Hartz IV muss weg, das habe ich gerade gesagt. Das wird so leicht nicht zu machen sein, auch wenn wir dafür eintreten. Aber man könnte auch auf Landesebene etwas machen. Ich will Ihnen zumindest ein Beispiel sagen. Es gibt ein Landesarbeitsmarktprogramm, Herr Minister. Das ist darauf gerichtet, Menschen in Arbeit zu bringen, und das ist gut so. Das haben wir auch unterstützt, und dabei bleibt es auch. Jetzt müssen wir nur ernsthaft dafür sorgen, dass Menschen nicht nur in Arbeit kommen und sich die Zahl der Aufstocker erhöht, sondern dass sie tatsächlich aus dem Hartz IV-Bezug herauskommen, wenn sie in Arbeit kommen. Das ist meine große Forderung und meine große Bitte.


(Beifall DIE LINKE)


Wenn hier schon von Geld gesprochen wird - ich meine, es kostet viel Geld, Herr Minister, Sie haben das jetzt eben noch einmal gesagt -, dann würden wir doch lieber dieses Geld nehmen und es investieren in mehr Arbeit, in öffentliche Beschäftigung, dass Menschen tatsächlich von ihrer Hände Arbeit leben können.
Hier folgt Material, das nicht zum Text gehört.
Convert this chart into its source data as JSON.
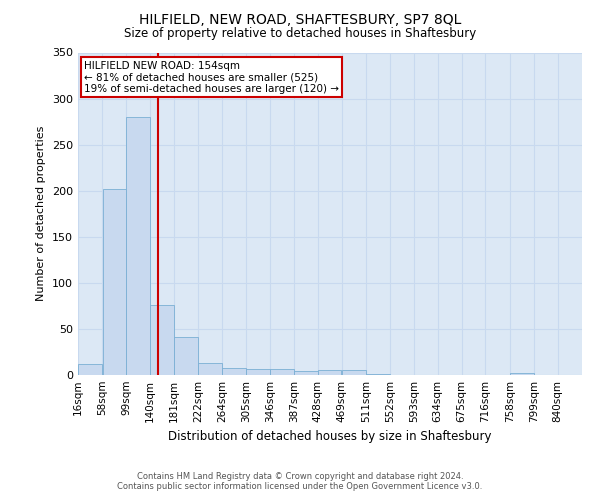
{
  "title": "HILFIELD, NEW ROAD, SHAFTESBURY, SP7 8QL",
  "subtitle": "Size of property relative to detached houses in Shaftesbury",
  "xlabel": "Distribution of detached houses by size in Shaftesbury",
  "ylabel": "Number of detached properties",
  "footer1": "Contains HM Land Registry data © Crown copyright and database right 2024.",
  "footer2": "Contains public sector information licensed under the Open Government Licence v3.0.",
  "annotation_line1": "HILFIELD NEW ROAD: 154sqm",
  "annotation_line2": "← 81% of detached houses are smaller (525)",
  "annotation_line3": "19% of semi-detached houses are larger (120) →",
  "bar_color": "#c8d9ef",
  "bar_edge_color": "#7aafd4",
  "grid_color": "#c8d9ef",
  "background_color": "#dce8f5",
  "annotation_box_color": "#ffffff",
  "annotation_box_edge_color": "#cc0000",
  "vline_color": "#cc0000",
  "bins": [
    "16sqm",
    "58sqm",
    "99sqm",
    "140sqm",
    "181sqm",
    "222sqm",
    "264sqm",
    "305sqm",
    "346sqm",
    "387sqm",
    "428sqm",
    "469sqm",
    "511sqm",
    "552sqm",
    "593sqm",
    "634sqm",
    "675sqm",
    "716sqm",
    "758sqm",
    "799sqm",
    "840sqm"
  ],
  "bin_edges": [
    16,
    58,
    99,
    140,
    181,
    222,
    264,
    305,
    346,
    387,
    428,
    469,
    511,
    552,
    593,
    634,
    675,
    716,
    758,
    799,
    840
  ],
  "counts": [
    12,
    202,
    280,
    76,
    41,
    13,
    8,
    6,
    6,
    4,
    5,
    5,
    1,
    0,
    0,
    0,
    0,
    0,
    2,
    0
  ],
  "vline_x": 154,
  "ylim": [
    0,
    350
  ],
  "yticks": [
    0,
    50,
    100,
    150,
    200,
    250,
    300,
    350
  ],
  "title_fontsize": 10,
  "subtitle_fontsize": 8.5,
  "ylabel_fontsize": 8,
  "xlabel_fontsize": 8.5,
  "tick_fontsize": 7.5,
  "annotation_fontsize": 7.5,
  "footer_fontsize": 6
}
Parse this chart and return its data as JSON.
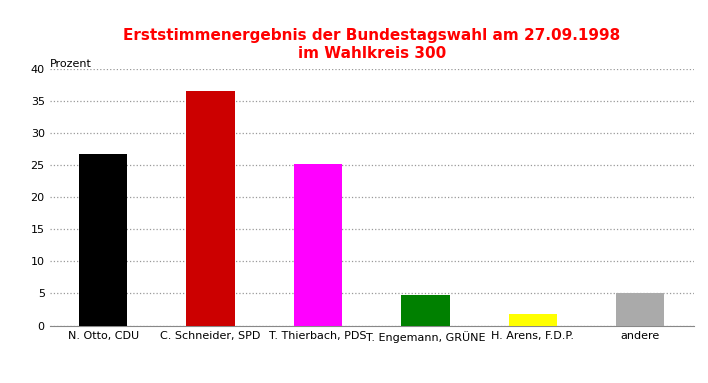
{
  "title_line1": "Erststimmenergebnis der Bundestagswahl am 27.09.1998",
  "title_line2": "im Wahlkreis 300",
  "title_color": "#ff0000",
  "ylabel": "Prozent",
  "categories": [
    "N. Otto, CDU",
    "C. Schneider, SPD",
    "T. Thierbach, PDS",
    "T. Engemann, GRÜNE",
    "H. Arens, F.D.P.",
    "andere"
  ],
  "values": [
    26.7,
    36.5,
    25.2,
    4.7,
    1.8,
    5.0
  ],
  "bar_colors": [
    "#000000",
    "#cc0000",
    "#ff00ff",
    "#008000",
    "#ffff00",
    "#aaaaaa"
  ],
  "ylim": [
    0,
    40
  ],
  "yticks": [
    0,
    5,
    10,
    15,
    20,
    25,
    30,
    35,
    40
  ],
  "background_color": "#ffffff",
  "grid_color": "#999999",
  "tick_fontsize": 8,
  "title_fontsize": 11,
  "ylabel_fontsize": 8
}
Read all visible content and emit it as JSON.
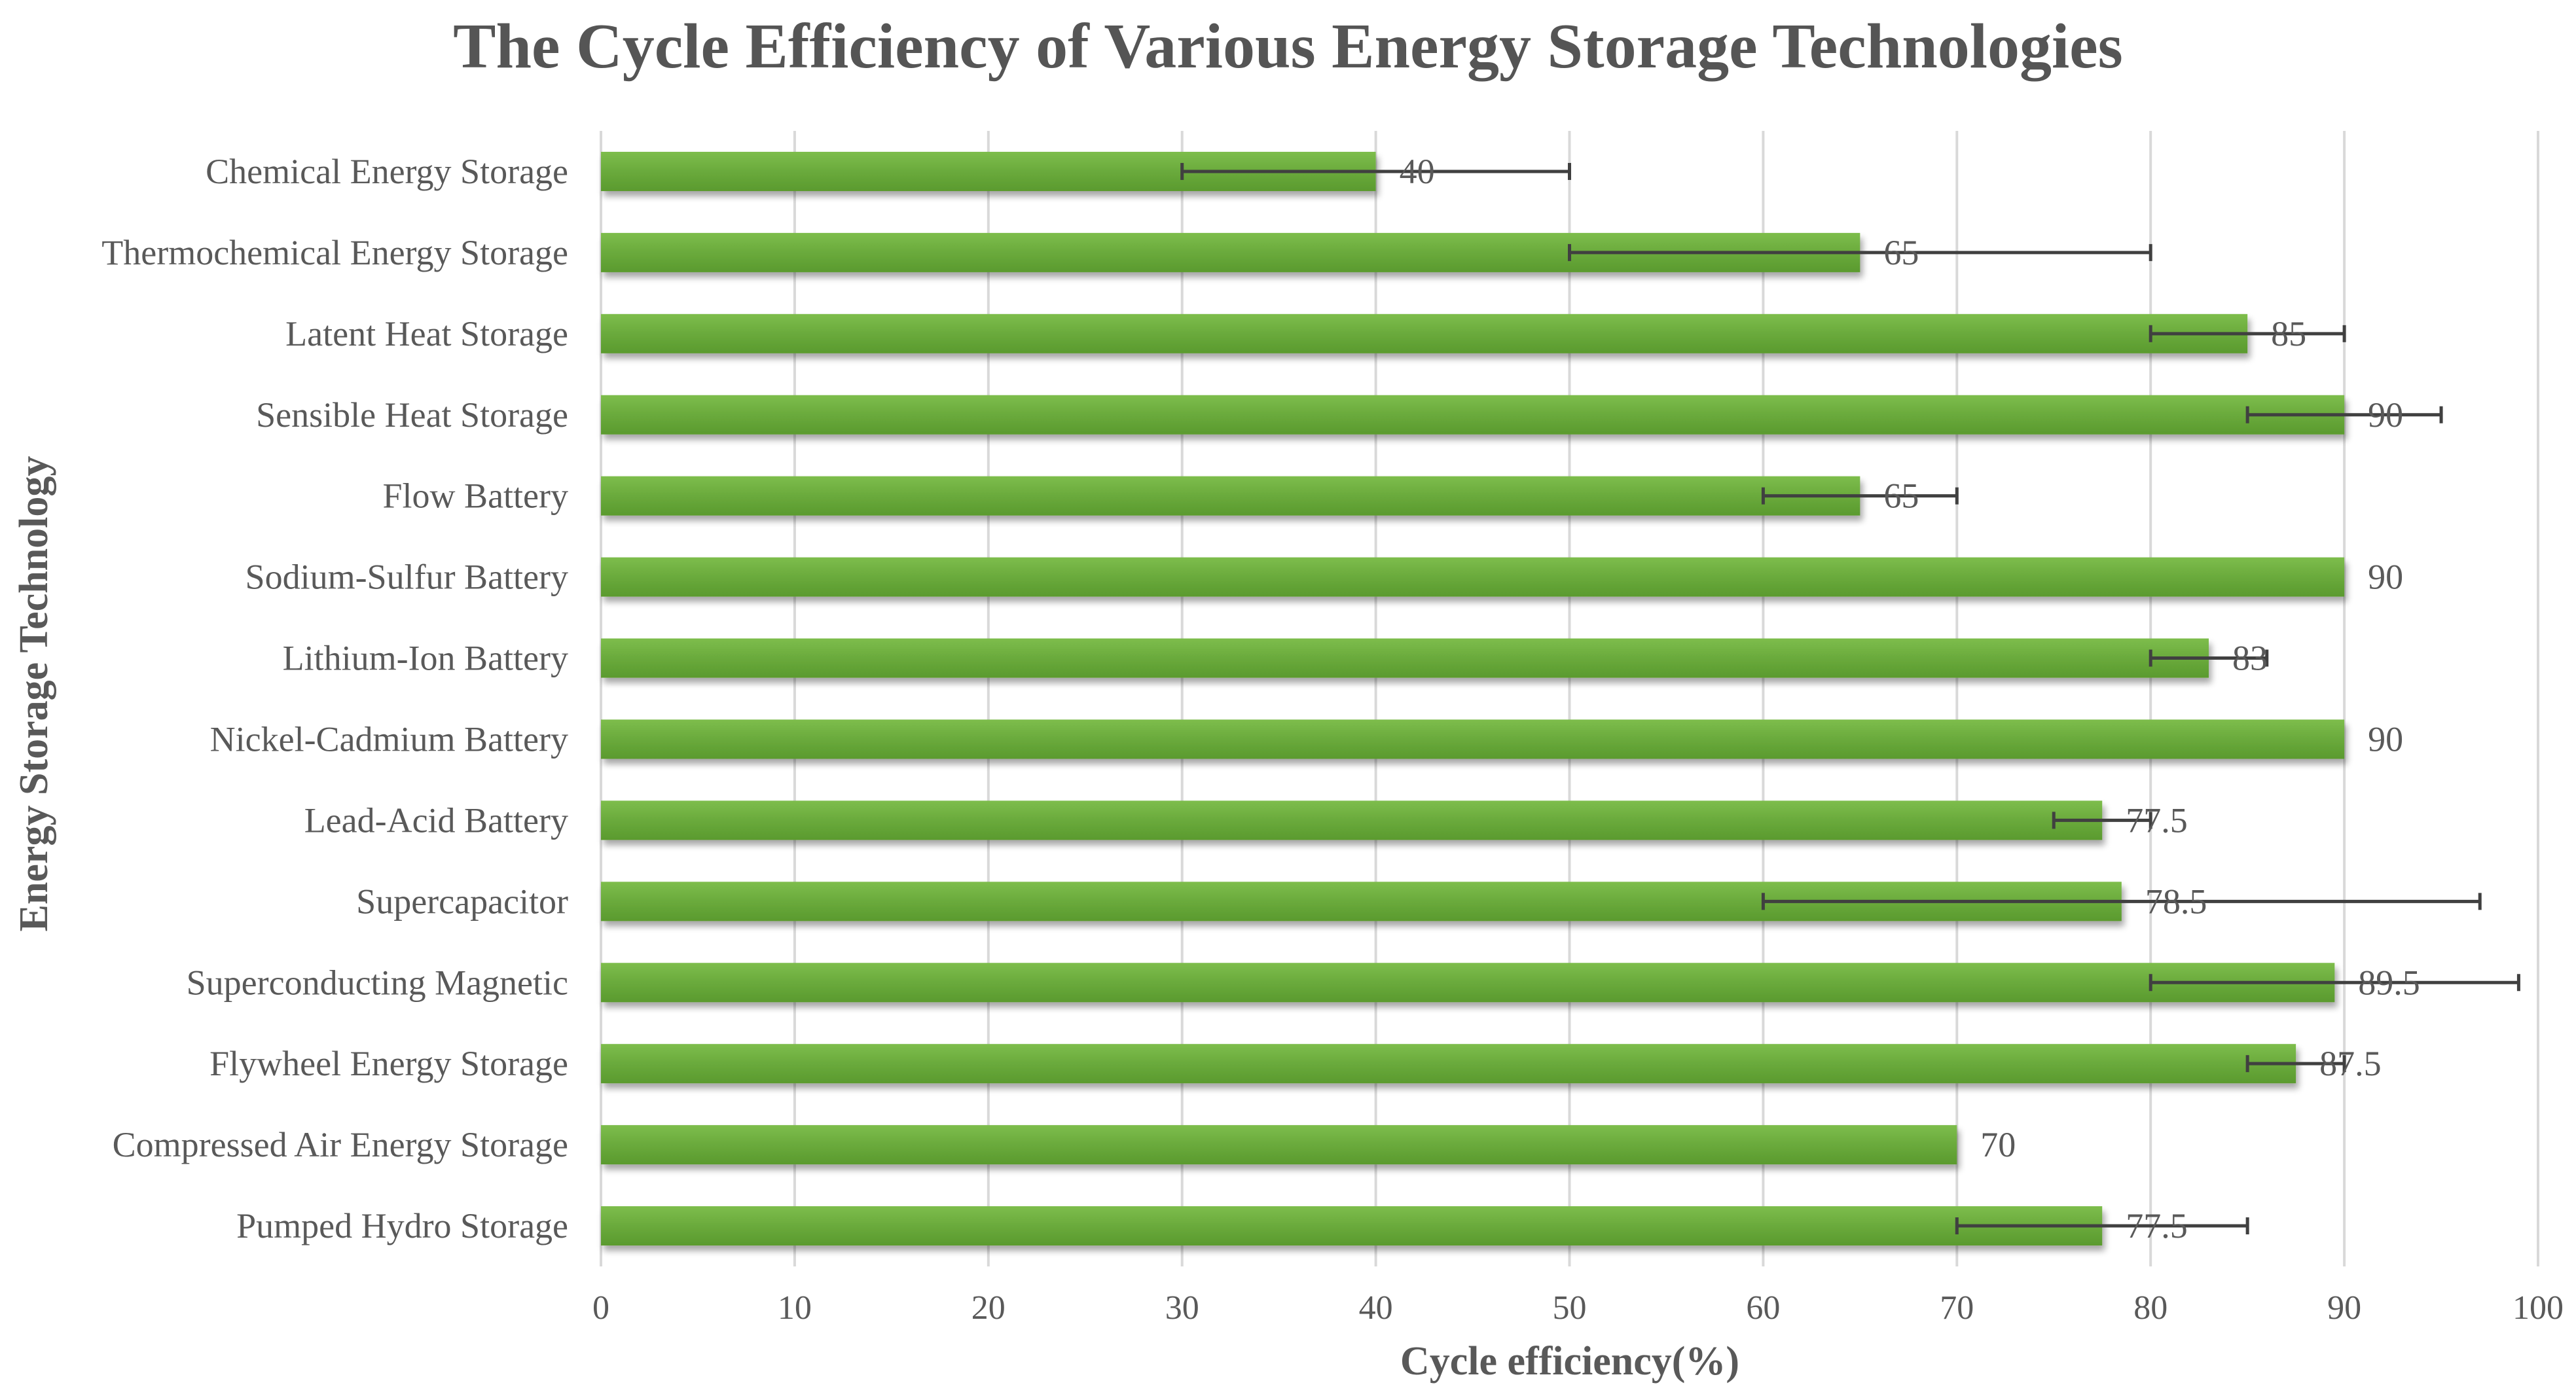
{
  "chart_data": {
    "type": "bar",
    "orientation": "horizontal",
    "title": "The Cycle Efficiency of Various Energy Storage Technologies",
    "xlabel": "Cycle efficiency(%)",
    "ylabel": "Energy Storage Technology",
    "xlim": [
      0,
      100
    ],
    "xticks": [
      0,
      10,
      20,
      30,
      40,
      50,
      60,
      70,
      80,
      90,
      100
    ],
    "grid": "vertical",
    "bar_color": "#6aaa3c",
    "bar_color_light": "#7dbd4c",
    "bar_color_dark": "#5a9a2e",
    "error_bar_color": "#404040",
    "text_color": "#595959",
    "grid_color": "#d9d9d9",
    "categories": [
      "Chemical Energy Storage",
      "Thermochemical Energy Storage",
      "Latent Heat Storage",
      "Sensible Heat Storage",
      "Flow Battery",
      "Sodium-Sulfur Battery",
      "Lithium-Ion Battery",
      "Nickel-Cadmium Battery",
      "Lead-Acid Battery",
      "Supercapacitor",
      "Superconducting Magnetic",
      "Flywheel Energy Storage",
      "Compressed Air Energy Storage",
      "Pumped Hydro Storage"
    ],
    "values": [
      40,
      65,
      85,
      90,
      65,
      90,
      83,
      90,
      77.5,
      78.5,
      89.5,
      87.5,
      70,
      77.5
    ],
    "value_labels": [
      "40",
      "65",
      "85",
      "90",
      "65",
      "90",
      "83",
      "90",
      "77.5",
      "78.5",
      "89.5",
      "87.5",
      "70",
      "77.5"
    ],
    "error_low": [
      30,
      50,
      80,
      85,
      60,
      null,
      80,
      null,
      75,
      60,
      80,
      85,
      null,
      70
    ],
    "error_high": [
      50,
      80,
      90,
      95,
      70,
      null,
      86,
      null,
      80,
      97,
      99,
      90,
      null,
      85
    ]
  }
}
Zum Schluss: Auch die Forderung, mehr zu tun und dafür einzutreten, dass wir bundesweit zu einem flächendeckenden gesetzlichen Mindestlohn kommen, wird auch eine Wirkung haben, dass mehr Menschen aus Hartz IV herauskommen, und dass über einen anderen Weg die Klageflut eingedämmt wird und dass wir es nicht machen, indem wir mehr Richterinnen und Richter einsetzen müssen und mehr beschäftigen und auch zum Teil Rechtsanwälten mehr Möglichkeiten geben, dort auch daran zu verdienen am Leid und an der Sorge von Betroffenen - das finde ich auch nicht Ordnung. Umgekehrt wird ein Schuh daraus. Wir müssen wirklich die Bedingungen verändern für Menschen in Hartz IV und das Beste ist, sie kommen heraus damit. Das ist jedenfalls unsere Forderung. Danke.